On 12 May 1879, Therese married Prince George Maximilianovich Romanovsky (1852–1912), youngest son of Maximilian de Beauharnais, 3rd Duke of Leuchtenberg and his wife Grand Duchess Maria Nikolaevna of Russia. Therese's elder brother Duke Alexander Petrovich had been married to George's sister Princess Eugenia Maximilianovna since 1868. Through either the deaths or morganatic marriages of his elder brothers, George was the head of the Russian branch of the House of Beauharnais.
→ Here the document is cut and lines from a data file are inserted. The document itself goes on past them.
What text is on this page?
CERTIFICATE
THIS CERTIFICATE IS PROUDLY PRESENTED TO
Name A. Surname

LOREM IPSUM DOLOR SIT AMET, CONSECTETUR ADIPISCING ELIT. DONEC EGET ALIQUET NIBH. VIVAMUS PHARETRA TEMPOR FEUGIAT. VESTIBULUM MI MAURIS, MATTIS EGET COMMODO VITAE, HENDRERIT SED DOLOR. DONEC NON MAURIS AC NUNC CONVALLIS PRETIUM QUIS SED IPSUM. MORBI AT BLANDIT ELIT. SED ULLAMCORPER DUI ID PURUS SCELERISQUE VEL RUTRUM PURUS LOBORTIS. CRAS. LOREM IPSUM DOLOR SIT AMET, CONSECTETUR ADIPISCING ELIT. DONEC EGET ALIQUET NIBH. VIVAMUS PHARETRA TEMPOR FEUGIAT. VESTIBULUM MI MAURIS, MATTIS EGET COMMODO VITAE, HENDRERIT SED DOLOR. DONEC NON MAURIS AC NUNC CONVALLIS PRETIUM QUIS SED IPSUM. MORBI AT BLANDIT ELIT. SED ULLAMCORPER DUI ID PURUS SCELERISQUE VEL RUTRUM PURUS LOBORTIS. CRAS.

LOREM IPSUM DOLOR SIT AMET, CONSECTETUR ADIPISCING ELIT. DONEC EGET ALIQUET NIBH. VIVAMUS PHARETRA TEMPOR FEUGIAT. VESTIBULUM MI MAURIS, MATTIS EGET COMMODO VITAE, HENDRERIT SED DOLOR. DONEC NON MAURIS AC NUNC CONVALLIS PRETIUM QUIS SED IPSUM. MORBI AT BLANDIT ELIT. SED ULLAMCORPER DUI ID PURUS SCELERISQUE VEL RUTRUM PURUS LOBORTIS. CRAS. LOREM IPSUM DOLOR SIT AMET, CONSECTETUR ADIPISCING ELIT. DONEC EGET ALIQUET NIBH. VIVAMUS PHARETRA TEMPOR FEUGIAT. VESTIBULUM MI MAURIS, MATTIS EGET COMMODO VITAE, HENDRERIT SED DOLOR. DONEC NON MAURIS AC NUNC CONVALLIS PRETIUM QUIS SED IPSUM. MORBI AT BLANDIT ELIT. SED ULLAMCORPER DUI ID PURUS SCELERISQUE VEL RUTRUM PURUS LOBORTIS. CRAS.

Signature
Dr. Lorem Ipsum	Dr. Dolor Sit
Therese's grandfather had married Grand Duchess Catherine Pavlovna, daughter of Paul I of Russia, and their descendants had been raised in Russia ever since and become completely "Russianized", much like George's own family. Thus despite her German title, Duchess Therese, like her brother Duke Alexander and their father before them, had grown up entirely in Russia. Therese and her siblings were always considered a part of the Russian imperial family.

===Issue===
Therese and George had one son, HIH Alexander Georgievich, 7th Duke of Leuchtenberg (13 November 1881 – 26 September 1942), who would later feature in many 1909 newspapers after rumors spread that he entered into a morganatic marriage with American Marjorie Gould. In 1912, Alexander was reported to have gained the reluctant consent of Emperor Nicholas to marry the wealthy commoner, Marriane Friedlander Fuld, but only on the condition that the union would be considered unequal, with none of his titles being passed onto his wife or possible children. Despite being the senior descendant of Eugène de Beauharnais (son of Empress Joséphine), Alexander was far from rich, and served as a captain of the Russian Hussars of the guard and as an aide-de-camp to the Emperor. He was, however, the principal heir to his grandfather.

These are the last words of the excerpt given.